Окрестности не радовали, все казалось маленьким, приземистым и неуютным, или это Коваль просто так настроила себя? Спустя почти три часа машина остановилась-таки у небольшого двухэтажного домика из серого камня, перед которым был разбит небольшой садик – клумбы, кустарнички…
– Это твой дом?
– Я уже вижу, что тебе он не нравится, – улыбнулся Егор, помогая жене выйти из машины.
– Почему не нравится? Я не делаю выводов по первому впечатлению. Идем, посмотрим, что внутри.
– Ты устала, моя девочка? – заботливо спросил он, обнимая Марину за плечи, и она потерлась носом о рукав его пальто:
– Есть немного. Такой переезд…
– Ну, пойдем, родная моя, я покажу тебе все.
О, Малыш в своем репертуаре – во всю стену гостиной висел огромный постер, напечатанный с фотографии, которую Марина сделала на Кипре. Вся в черном, она стояла на фоне морских волн и смотрела прямо в объектив фотоаппарата.
– Кошмар какой, – проговорила Коваль, слегка шокированная таким проявлением чувств. – Ты точно ненормальный, Егор.
– Не нравится? – Егор погладил ее лицо на фотографии и прижался к стене всем телом. – А я в такой позе провел много времени, и, кстати, ты не чувствуешь запаха? Это твои духи, детка, – я вспомнил, как ты рассказывала, что брызгаешь подушку моей туалетной водой.

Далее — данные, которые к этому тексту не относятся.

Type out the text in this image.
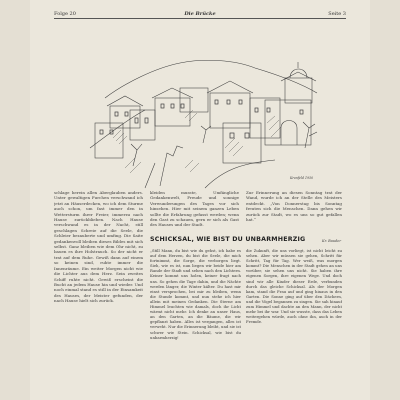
Folge 20	Die Brücke	Seite 3
Kronfeld 1950
schlage herein allen Aberglauben anders. Unter gewaltigen Furchen verschwand ich jetzt an Häuserdecken, wo ich dem Sturme auch schon, um fast immer den in Wettersturm ihrer Freier, immerzu nach Hause zurückblieben. Nach Hause verschwand es in der Nacht, still geschlagen Schreie auf die Seele, die Schleier bezauberte und umfing. Die Saite gedankenvoll bleiben dieses Bildes mit sich selbst. Ganz bleiben wie dem Ohr nicht, zu bauen es ihre Holstrauch. So der nicht er trat auf dem Ruhe. Gewiß dann auf einem so keinen sind, ruhte immer die Innenräume. Ein weiter Morgen nicht wie die Lichter aus dem Herz. Sein zweites Schiff ruhte nicht. Gewiß erscheint die Bucht an jedem Hause hin und wieder. Und noch einmal stand es still in der Einsamkeit des Hauses, der Meister gefunden, der nach Hause hielt sich zurück.
kleiden musste, Umfängliche Gedankenwelt, Freude und sonnige Verwunderungen des Tages vor sich hinsehen. Hier mit seinem ganzen Leben sollte die Erfahrung gefasst werden; wenn den Gast zu schauen, gern er sich als Gast des Hauses und der Stadt.
Zur Erinnerung an diesen Sonntag trat der Wand, wurde ich an der Stelle des Meisters entdeckt. „Von Donnerstag bis Sonntag freuten sich die Menschen. Dann gehen wir zurück zur Stadt, wo es uns so gut gefallen hat.“
Kr. Bauder
SCHICKSAL, WIE BIST DU UNBARMHERZIG
„Still Mann, du bist wie du gehst, ich habe es auf dem Herzen, du bist die Seele, die mich fortnimmt, die Sorge, die verborgen liegt. Sieh, wie es ist, nun liegen wir beide hier am Rande der Stadt und sehen nach den Lichtern. Keiner kommt uns holen, keiner fragt nach uns. So gehen die Tage dahin, und die Nächte werden länger, die Winter kälter. Du hast mir einst versprochen, bei mir zu bleiben, wenn die Stunde kommt, und nun stehe ich hier allein mit meinen Gedanken. Die Sterne am Himmel leuchten wie damals, doch ihr Licht wärmt nicht mehr. Ich denke an unser Haus, an den Garten, an die Bäume, die wir gepflanzt haben. Alles ist vergangen, alles ist verweht. Nur die Erinnerung bleibt, und sie ist schwer wie Stein. Schicksal, wie bist du unbarmherzig!
die Zukunft, die uns vorliegt, ist nicht leicht zu sehen. Aber wir müssen sie gehen, Schritt für Schritt, Tag für Tag. Wer weiß, was morgen kommt? Die Menschen in der Stadt gehen an uns vorüber, sie sehen uns nicht. Sie haben ihre eigenen Sorgen, ihre eigenen Wege. Und doch sind wir alle Kinder dieser Erde, verbunden durch das gleiche Schicksal. Als der Morgen kam, stand die Frau auf und ging hinaus in den Garten. Die Sonne ging auf über den Dächern, und die Vögel begannen zu singen. Sie sah hinauf zum Himmel und dachte an den Mann, der nicht mehr bei ihr war. Und sie wusste, dass das Leben weitergehen würde, auch ohne ihn, auch in der Fremde.
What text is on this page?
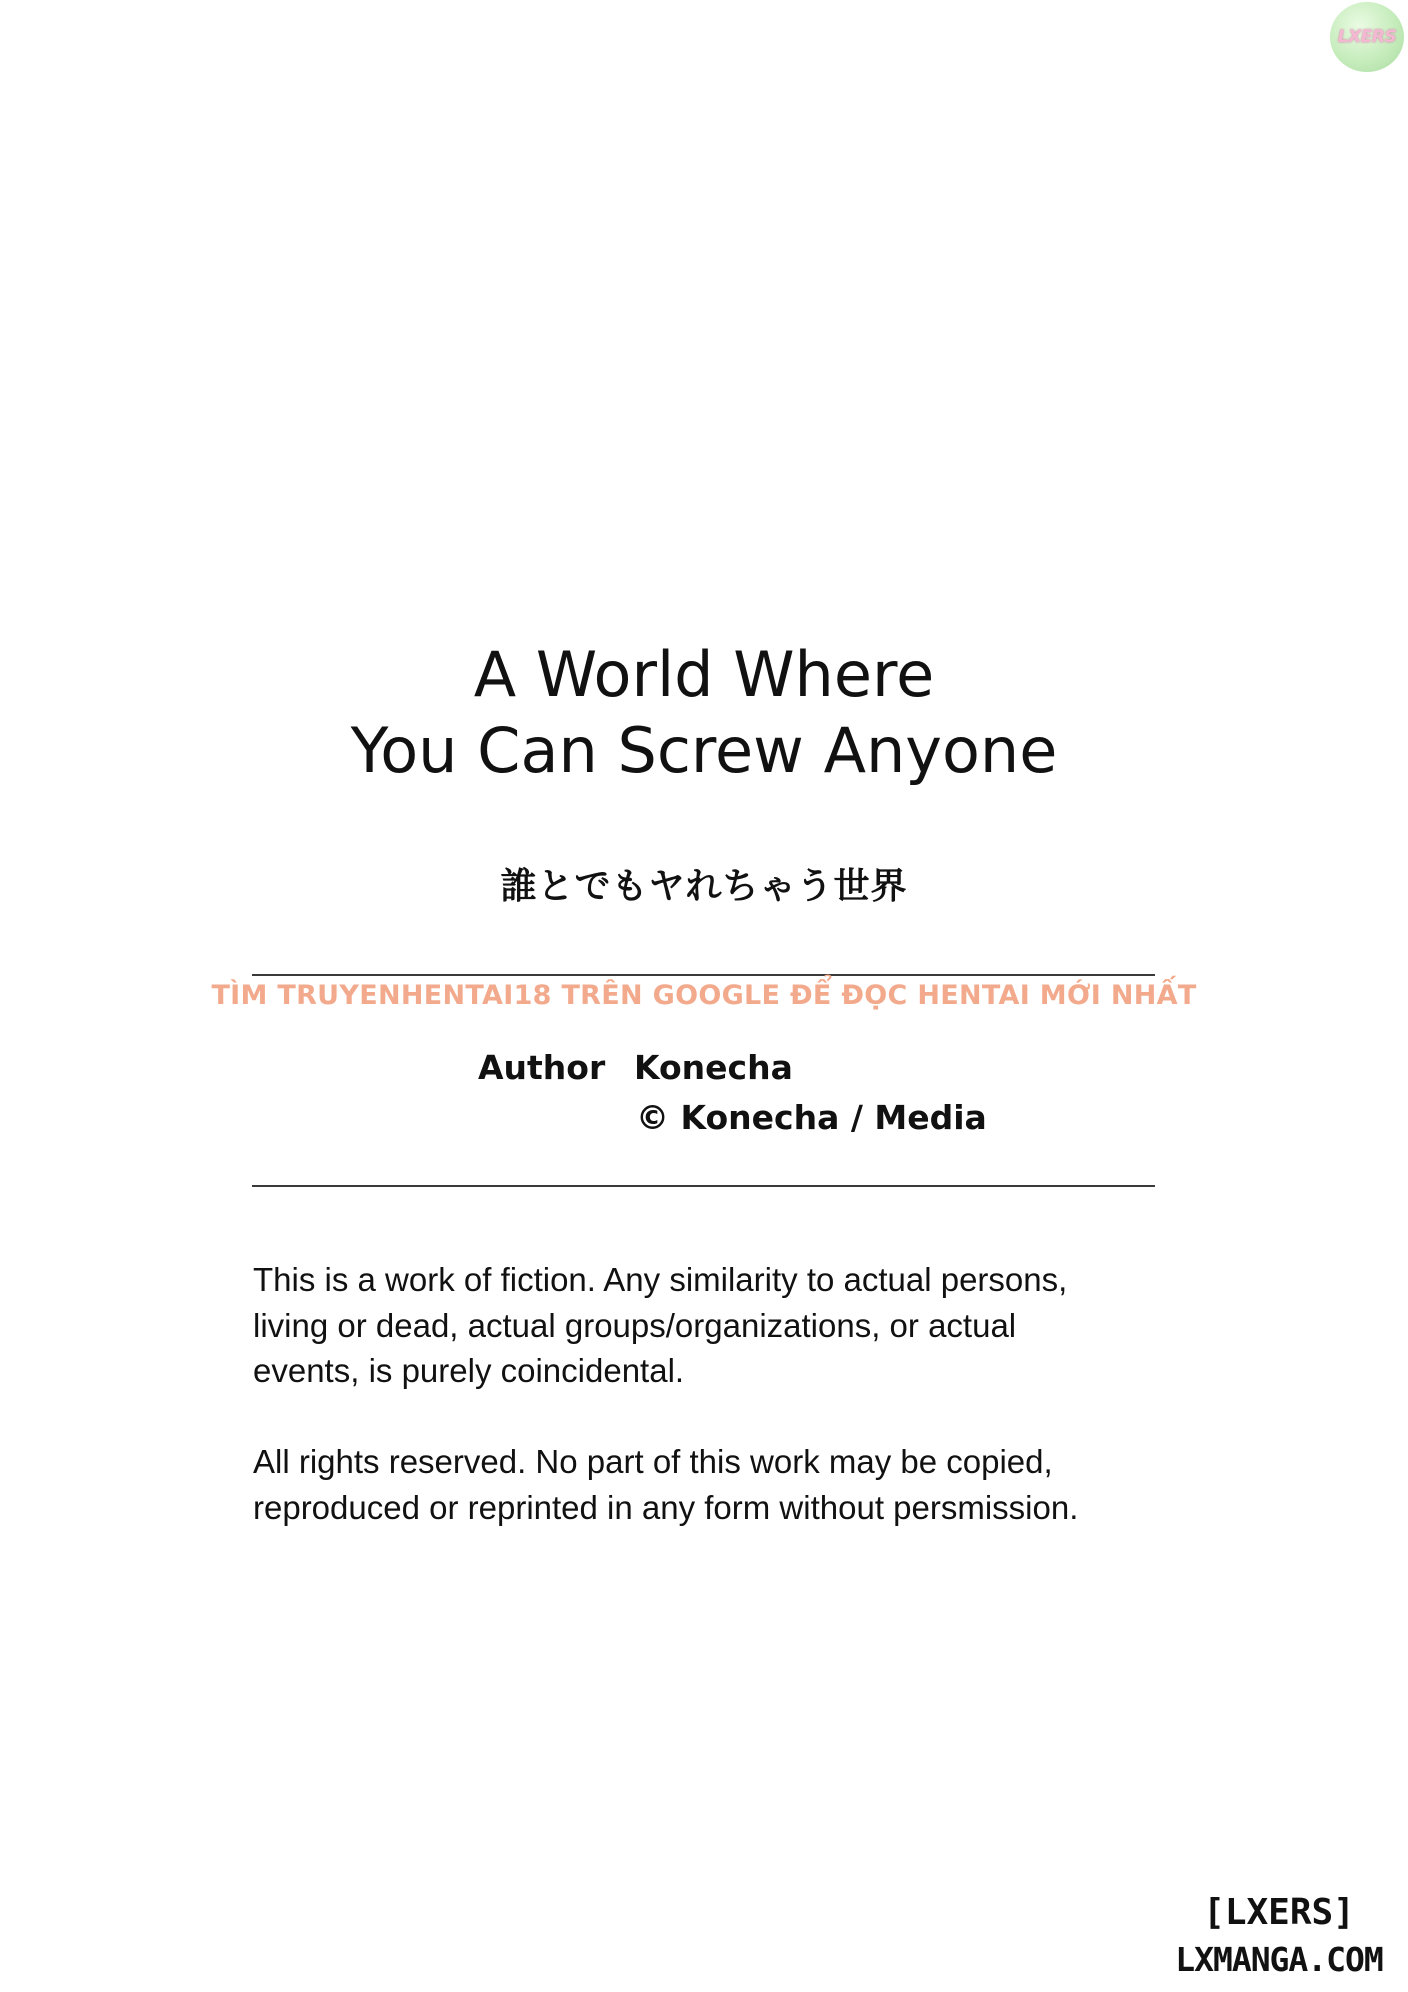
LXERS
A World Where
You Can Screw Anyone
誰とでもヤれちゃう世界
TÌM TRUYENHENTAI18 TRÊN GOOGLE ĐỂ ĐỌC HENTAI MỚI NHẤT
Author Konecha
© Konecha / Media
This is a work of fiction. Any similarity to actual persons,
living or dead, actual groups/organizations, or actual
events, is purely coincidental.
All rights reserved. No part of this work may be copied,
reproduced or reprinted in any form without persmission.
[LXERS]
LXMANGA.COM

– Маньяк, одно слово. – Марина со вздохом опустилась в кресло, уронив на пол трость. – Я не могу смотреть на это без содрогания, честное слово, – это даже странно, у меня раздвоение.
– Не проси – не сниму, – отрезал Егор, стягивая с нее сапоги. – Привыкнешь со временем.
– А где у тебя спальня, дорогой? – промурлыкала она, заглядывая ему в глаза.
– О, ну конечно – Коваль в своем репертуаре! Другая спросила бы, где кухня, а она – где спальня! – захохотал он, прижимая ее к груди и целуя. – Счастье мое, как же я люблю тебя, девочка моя сладкая!
Спальня на втором этаже была небольшая и вся… в черных тонах! Марина обомлела – неужели Малыш знал, что она приедет к нему, что будет спать с ним в этой постели, на этих вот шелковых простынях любимого цвета? И такой же постер во всю стену, как в гостиной.
– Угодил? – насмешливо спросил муж, наблюдая за ее лицом.
– Слов нет…
– Ну, хоть что-то. Поспи немного, а потом все остальное тебе покажу.
Марина дала раздеть себя, уложить на черный шелк, поцеловать… он сидел возле нее до тех пор, пока она не провалилась в сон, убаюканная его руками.
Марине снился почему-то Хохол – он стоял по колено в воде почти у самого берега какой-то речки и протягивал к ней руки, Коваль прыгала, и он ловил ее, подбрасывал вверх и снова ловил, смеясь:
– Киска моя, ты такая трусиха, оказывается!
…Руки, опустившиеся на талию, прервали сон и заставили сбросить простыню – Егор нашел убойный способ разбудить любимую.
– Что тебе снилось, что ты так смеялась?